There is a photograph that has been making quiet rounds since Canada’s stunning run at the 2026 FIFA World Cup began. In it, Stephen Eustaquio is seen walking with family and fans while holding his daughter close to his chest. He’s still wearing his uniform. The noise around him is enormous. For a brief moment, however, he looks entirely away, as though he is holding the only thing that truly matters.
Benedita is her name. She was born in April 2024, about a year before her parents got engaged, and roughly two years after her father lost his mother to brain cancer. There’s something quietly significant about that timing, even if no one in the Eustaquio family would frame it so neatly.
Constě Damião, a Portuguese fashion designer who started her own clothing line, Coudie, is Eustaquio’s partner. The couple became engaged in May 2025, and despite their highly publicized careers, they seem to have developed a stable and private relationship. In press conferences, Eustaquio hardly ever shares information about his personal life. But after Canada beat South Africa in the round of 32 — on a low volley in the 92nd minute that the country will likely be talking about for a generation — he did not hold back. “Everything I do,” he stated, “is for my parents, for my fiancée, for my daughter, for my brother, for my friends back home.”

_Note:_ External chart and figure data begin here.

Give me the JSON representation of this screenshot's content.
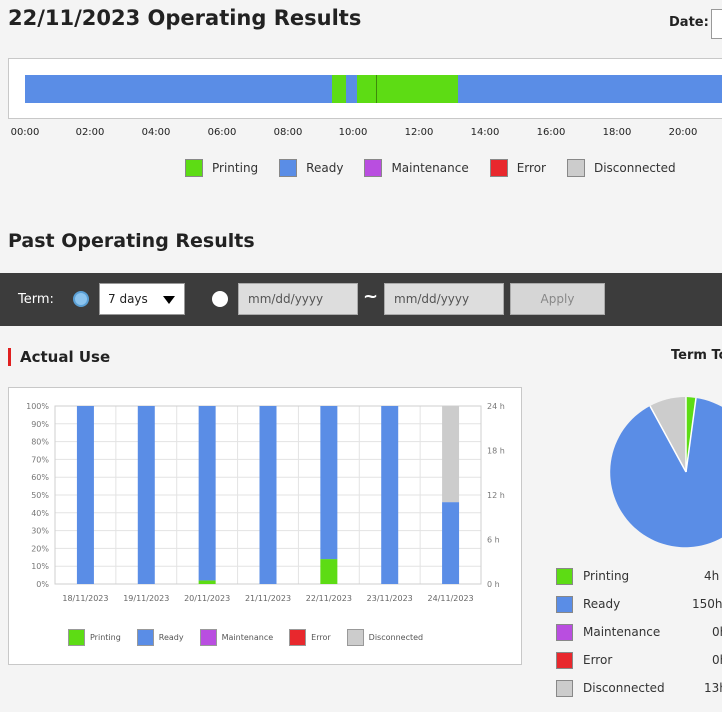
{
  "header": {
    "title": "22/11/2023 Operating Results",
    "date_label": "Date:"
  },
  "timeline": {
    "hours": [
      "00:00",
      "02:00",
      "04:00",
      "06:00",
      "08:00",
      "10:00",
      "12:00",
      "14:00",
      "16:00",
      "18:00",
      "20:00"
    ]
  },
  "legend": {
    "items": [
      {
        "label": "Printing",
        "color": "#5ddc14"
      },
      {
        "label": "Ready",
        "color": "#5a8de6"
      },
      {
        "label": "Maintenance",
        "color": "#b94ee0"
      },
      {
        "label": "Error",
        "color": "#e8282d"
      },
      {
        "label": "Disconnected",
        "color": "#cccccc"
      }
    ]
  },
  "past": {
    "title": "Past Operating Results"
  },
  "term": {
    "label": "Term:",
    "select_value": "7 days",
    "date_from_placeholder": "mm/dd/yyyy",
    "date_to_placeholder": "mm/dd/yyyy",
    "tilde": "~",
    "apply_label": "Apply"
  },
  "actual_use": {
    "title": "Actual Use"
  },
  "term_total": {
    "title": "Term To"
  },
  "chart_data": {
    "type": "bar",
    "categories": [
      "18/11/2023",
      "19/11/2023",
      "20/11/2023",
      "21/11/2023",
      "22/11/2023",
      "23/11/2023",
      "24/11/2023"
    ],
    "y_left_ticks": [
      "0%",
      "10%",
      "20%",
      "30%",
      "40%",
      "50%",
      "60%",
      "70%",
      "80%",
      "90%",
      "100%"
    ],
    "y_right_ticks": [
      "0 h",
      "6 h",
      "12 h",
      "18 h",
      "24 h"
    ],
    "ylim": [
      0,
      100
    ],
    "series": [
      {
        "name": "Printing",
        "color": "#5ddc14",
        "values": [
          0,
          0,
          2,
          0,
          14,
          0,
          0
        ]
      },
      {
        "name": "Ready",
        "color": "#5a8de6",
        "values": [
          100,
          100,
          98,
          100,
          86,
          100,
          46
        ]
      },
      {
        "name": "Maintenance",
        "color": "#b94ee0",
        "values": [
          0,
          0,
          0,
          0,
          0,
          0,
          0
        ]
      },
      {
        "name": "Error",
        "color": "#e8282d",
        "values": [
          0,
          0,
          0,
          0,
          0,
          0,
          0
        ]
      },
      {
        "name": "Disconnected",
        "color": "#cccccc",
        "values": [
          0,
          0,
          0,
          0,
          0,
          0,
          54
        ]
      }
    ]
  },
  "pie": {
    "items": [
      {
        "label": "Printing",
        "value": "4h",
        "color": "#5ddc14"
      },
      {
        "label": "Ready",
        "value": "150h",
        "color": "#5a8de6"
      },
      {
        "label": "Maintenance",
        "value": "0h",
        "color": "#b94ee0"
      },
      {
        "label": "Error",
        "value": "0h",
        "color": "#e8282d"
      },
      {
        "label": "Disconnected",
        "value": "13h",
        "color": "#cccccc"
      }
    ]
  }
}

It’s difficult to ignore those words for even a brief moment. because two of the individuals on his list are deceased.

In 2023, Esmeralda, his mother, passed away from a brain tumor. Just over a year later, in 2024, his father, Armando, died from a heart attack. Eustaquio was in the middle of his career, managing loan moves, playing in over 100 games for Porto, and traveling frequently when both losses occurred. Stephen occasionally found it difficult to even discuss their mother’s passing, according to his brother Mauro, who is currently a coach at Inter Toronto in the Canadian Premier League. The pace of grief is not appropriate for professional football.

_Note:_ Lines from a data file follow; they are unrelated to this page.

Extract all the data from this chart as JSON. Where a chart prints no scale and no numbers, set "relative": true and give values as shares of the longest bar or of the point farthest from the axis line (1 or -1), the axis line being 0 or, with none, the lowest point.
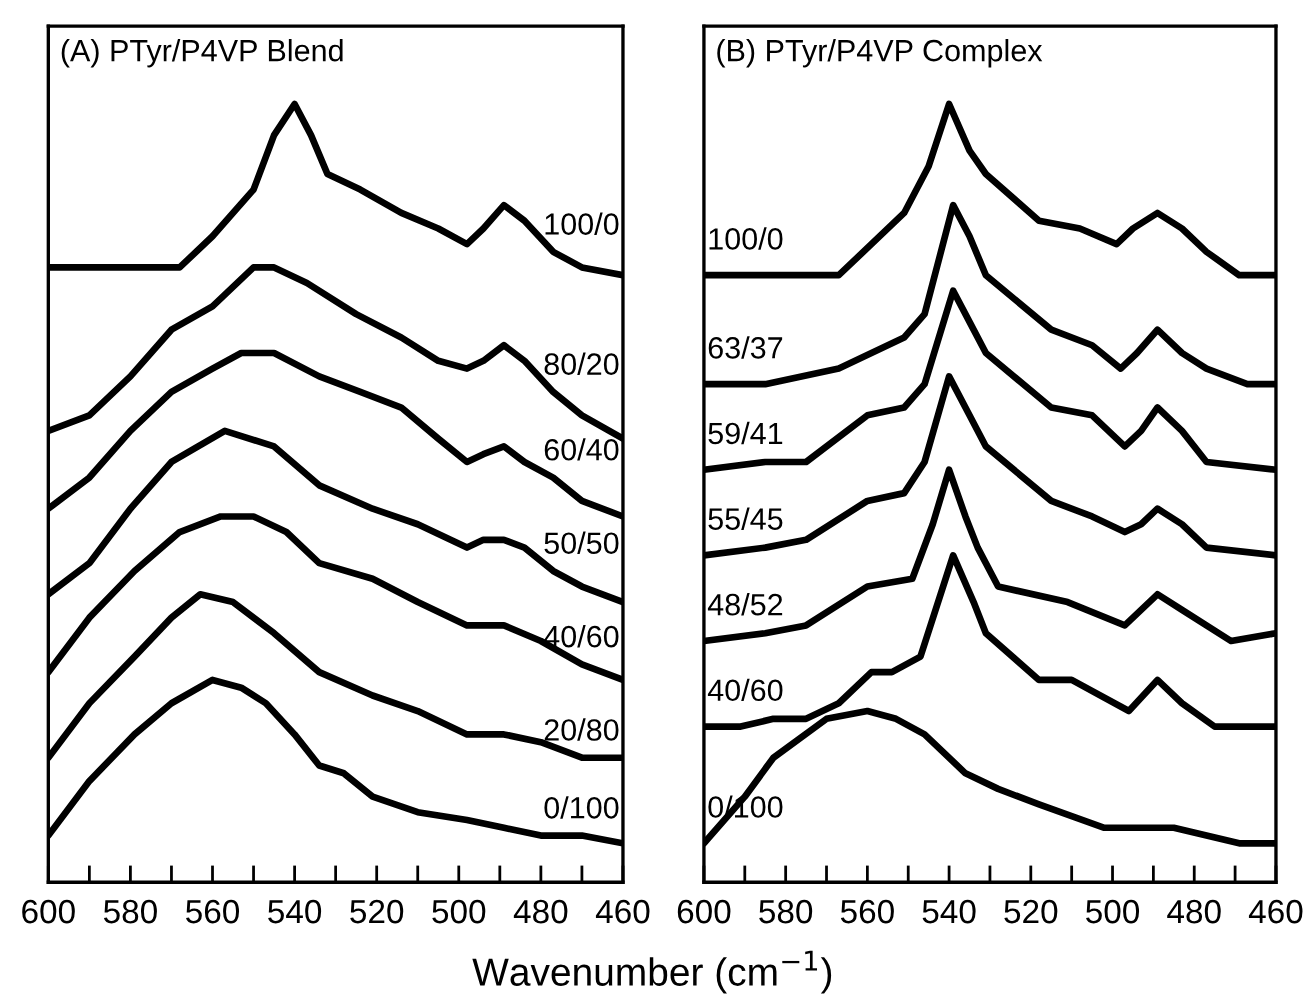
{
  "chart_data": [
    {
      "type": "line",
      "title": "(A) PTyr/P4VP Blend",
      "xlabel": "Wavenumber (cm$^{−1}$)",
      "relative": true,
      "xlim": [
        600,
        460
      ],
      "xticks": [
        600,
        {
          "value": 590,
          "label": null
        },
        580,
        {
          "value": 570,
          "label": null
        },
        560,
        {
          "value": 550,
          "label": null
        },
        540,
        {
          "value": 530,
          "label": null
        },
        520,
        {
          "value": 510,
          "label": null
        },
        500,
        {
          "value": 490,
          "label": null
        },
        480,
        {
          "value": 470,
          "label": null
        },
        460
      ],
      "legend": false,
      "grid": false,
      "tick_labels": "x",
      "series": [
        {
          "name": "100/0",
          "color": "#000000",
          "x": [
            600,
            590,
            580,
            568,
            560,
            550,
            545,
            540,
            536,
            532,
            524,
            514,
            505,
            498,
            494,
            489,
            484,
            477,
            470,
            460
          ],
          "values": [
            0.79,
            0.79,
            0.79,
            0.79,
            0.83,
            0.89,
            0.96,
            1.0,
            0.96,
            0.91,
            0.89,
            0.86,
            0.84,
            0.82,
            0.84,
            0.87,
            0.85,
            0.81,
            0.79,
            0.78
          ]
        },
        {
          "name": "80/20",
          "color": "#000000",
          "x": [
            600,
            590,
            580,
            570,
            560,
            550,
            545,
            537,
            525,
            514,
            505,
            498,
            494,
            489,
            484,
            477,
            470,
            460
          ],
          "values": [
            0.58,
            0.6,
            0.65,
            0.71,
            0.74,
            0.79,
            0.79,
            0.77,
            0.73,
            0.7,
            0.67,
            0.66,
            0.67,
            0.69,
            0.67,
            0.63,
            0.6,
            0.57
          ]
        },
        {
          "name": "60/40",
          "color": "#000000",
          "x": [
            600,
            590,
            580,
            570,
            560,
            553,
            545,
            534,
            524,
            514,
            505,
            498,
            494,
            489,
            484,
            477,
            470,
            460
          ],
          "values": [
            0.48,
            0.52,
            0.58,
            0.63,
            0.66,
            0.68,
            0.68,
            0.65,
            0.63,
            0.61,
            0.57,
            0.54,
            0.55,
            0.56,
            0.54,
            0.52,
            0.49,
            0.47
          ]
        },
        {
          "name": "50/50",
          "color": "#000000",
          "x": [
            600,
            590,
            580,
            570,
            557,
            545,
            534,
            521,
            510,
            498,
            494,
            489,
            484,
            477,
            470,
            460
          ],
          "values": [
            0.37,
            0.41,
            0.48,
            0.54,
            0.58,
            0.56,
            0.51,
            0.48,
            0.46,
            0.43,
            0.44,
            0.44,
            0.43,
            0.4,
            0.38,
            0.36
          ]
        },
        {
          "name": "40/60",
          "color": "#000000",
          "x": [
            600,
            590,
            579,
            568,
            558,
            550,
            542,
            534,
            521,
            510,
            498,
            489,
            480,
            470,
            460
          ],
          "values": [
            0.27,
            0.34,
            0.4,
            0.45,
            0.47,
            0.47,
            0.45,
            0.41,
            0.39,
            0.36,
            0.33,
            0.33,
            0.31,
            0.28,
            0.26
          ]
        },
        {
          "name": "20/80",
          "color": "#000000",
          "x": [
            600,
            590,
            579,
            570,
            563,
            555,
            545,
            534,
            521,
            510,
            498,
            489,
            480,
            470,
            460
          ],
          "values": [
            0.16,
            0.23,
            0.29,
            0.34,
            0.37,
            0.36,
            0.32,
            0.27,
            0.24,
            0.22,
            0.19,
            0.19,
            0.18,
            0.16,
            0.16
          ]
        },
        {
          "name": "0/100",
          "color": "#000000",
          "x": [
            600,
            590,
            579,
            570,
            560,
            553,
            547,
            540,
            534,
            528,
            521,
            510,
            498,
            489,
            480,
            470,
            460
          ],
          "values": [
            0.06,
            0.13,
            0.19,
            0.23,
            0.26,
            0.25,
            0.23,
            0.19,
            0.15,
            0.14,
            0.11,
            0.09,
            0.08,
            0.07,
            0.06,
            0.06,
            0.05
          ]
        }
      ]
    },
    {
      "type": "line",
      "title": "(B) PTyr/P4VP Complex",
      "relative": true,
      "xlim": [
        600,
        460
      ],
      "xticks": [
        600,
        {
          "value": 590,
          "label": null
        },
        580,
        {
          "value": 570,
          "label": null
        },
        560,
        {
          "value": 550,
          "label": null
        },
        540,
        {
          "value": 530,
          "label": null
        },
        520,
        {
          "value": 510,
          "label": null
        },
        500,
        {
          "value": 490,
          "label": null
        },
        480,
        {
          "value": 470,
          "label": null
        },
        460
      ],
      "legend": false,
      "grid": false,
      "tick_labels": "x",
      "series": [
        {
          "name": "100/0",
          "color": "#000000",
          "x": [
            600,
            585,
            567,
            551,
            545,
            540,
            535,
            531,
            518,
            508,
            499,
            495,
            489,
            483,
            477,
            469,
            460
          ],
          "values": [
            0.78,
            0.78,
            0.78,
            0.86,
            0.92,
            1.0,
            0.94,
            0.91,
            0.85,
            0.84,
            0.82,
            0.84,
            0.86,
            0.84,
            0.81,
            0.78,
            0.78
          ]
        },
        {
          "name": "63/37",
          "color": "#000000",
          "x": [
            600,
            585,
            567,
            551,
            546,
            539,
            535,
            531,
            515,
            505,
            498,
            494,
            489,
            483,
            477,
            467,
            460
          ],
          "values": [
            0.64,
            0.64,
            0.66,
            0.7,
            0.73,
            0.87,
            0.83,
            0.78,
            0.71,
            0.69,
            0.66,
            0.68,
            0.71,
            0.68,
            0.66,
            0.64,
            0.64
          ]
        },
        {
          "name": "59/41",
          "color": "#000000",
          "x": [
            600,
            585,
            575,
            560,
            551,
            546,
            539,
            535,
            531,
            515,
            505,
            497,
            493,
            489,
            483,
            477,
            460
          ],
          "values": [
            0.53,
            0.54,
            0.54,
            0.6,
            0.61,
            0.64,
            0.76,
            0.72,
            0.68,
            0.61,
            0.6,
            0.56,
            0.58,
            0.61,
            0.58,
            0.54,
            0.53
          ]
        },
        {
          "name": "55/45",
          "color": "#000000",
          "x": [
            600,
            585,
            575,
            560,
            551,
            546,
            540,
            535,
            531,
            515,
            505,
            497,
            493,
            489,
            483,
            477,
            460
          ],
          "values": [
            0.42,
            0.43,
            0.44,
            0.49,
            0.5,
            0.54,
            0.65,
            0.6,
            0.56,
            0.49,
            0.47,
            0.45,
            0.46,
            0.48,
            0.46,
            0.43,
            0.42
          ]
        },
        {
          "name": "48/52",
          "color": "#000000",
          "x": [
            600,
            585,
            575,
            560,
            549,
            544,
            540,
            536,
            533,
            528,
            511,
            497,
            493,
            489,
            483,
            471,
            460
          ],
          "values": [
            0.31,
            0.32,
            0.33,
            0.38,
            0.39,
            0.46,
            0.53,
            0.47,
            0.43,
            0.38,
            0.36,
            0.33,
            0.35,
            0.37,
            0.35,
            0.31,
            0.32
          ]
        },
        {
          "name": "40/60",
          "color": "#000000",
          "x": [
            600,
            591,
            583,
            575,
            567,
            559,
            554,
            547,
            539,
            534,
            531,
            518,
            510,
            496,
            489,
            483,
            475,
            460
          ],
          "values": [
            0.2,
            0.2,
            0.21,
            0.21,
            0.23,
            0.27,
            0.27,
            0.29,
            0.42,
            0.36,
            0.32,
            0.26,
            0.26,
            0.22,
            0.26,
            0.23,
            0.2,
            0.2
          ]
        },
        {
          "name": "0/100",
          "color": "#000000",
          "x": [
            600,
            590,
            583,
            570,
            560,
            553,
            546,
            536,
            528,
            518,
            502,
            485,
            469,
            460
          ],
          "values": [
            0.05,
            0.11,
            0.16,
            0.21,
            0.22,
            0.21,
            0.19,
            0.14,
            0.12,
            0.1,
            0.07,
            0.07,
            0.05,
            0.05
          ]
        }
      ]
    }
  ]
}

Then Benedita showed up. There’s a feeling that she was born into a family that was still figuring out how to deal with its sadness, though this may be overanalyzing it. Nothing was fixed by her. None of this operates in that manner. However, she directed the grief elsewhere.
Eustaquio’s parents raised him by driving him through the night. In Portugal, his mother once took him to three different matches in a single day; there were no demands or grievances, just a silent “let’s go.” In order to overcome the language barrier, his father employed his wife as an on-field interpreter while coaching Canadian youth teams in broken English. That was the family’s texture: practical, stubborn, love expressed through effort rather than words. It’s possible that Eustaquio sees some of that in himself now, every time he picks Benedita up after a match.
She will grow up not knowing her grandparents except through stories. That is a real loss, and probably a quiet one that lives somewhere in her father’s chest on days like the one in the 92nd minute against South Africa. Still, it’s worth noting what she will know: she will know that her father scored one of the most important goals in Canadian football history during her first year of life. She will be aware that he persevered in carrying her through throngs of spectators in a stadium. She will know her grandfather was a fisherman who left the house at three in the morning and never missed a game.
None of that is small. Even if grandchildren never meet, some legacies are passed down through them.
Eustaquio is 29 years old. In this sport, he still has years ahead of him. However, it feels more like the arrival of a man who has been working toward this specific moment for a very long time than the start of something when you watch him leave that stadium wearing Canada’s colors with his daughter in arms.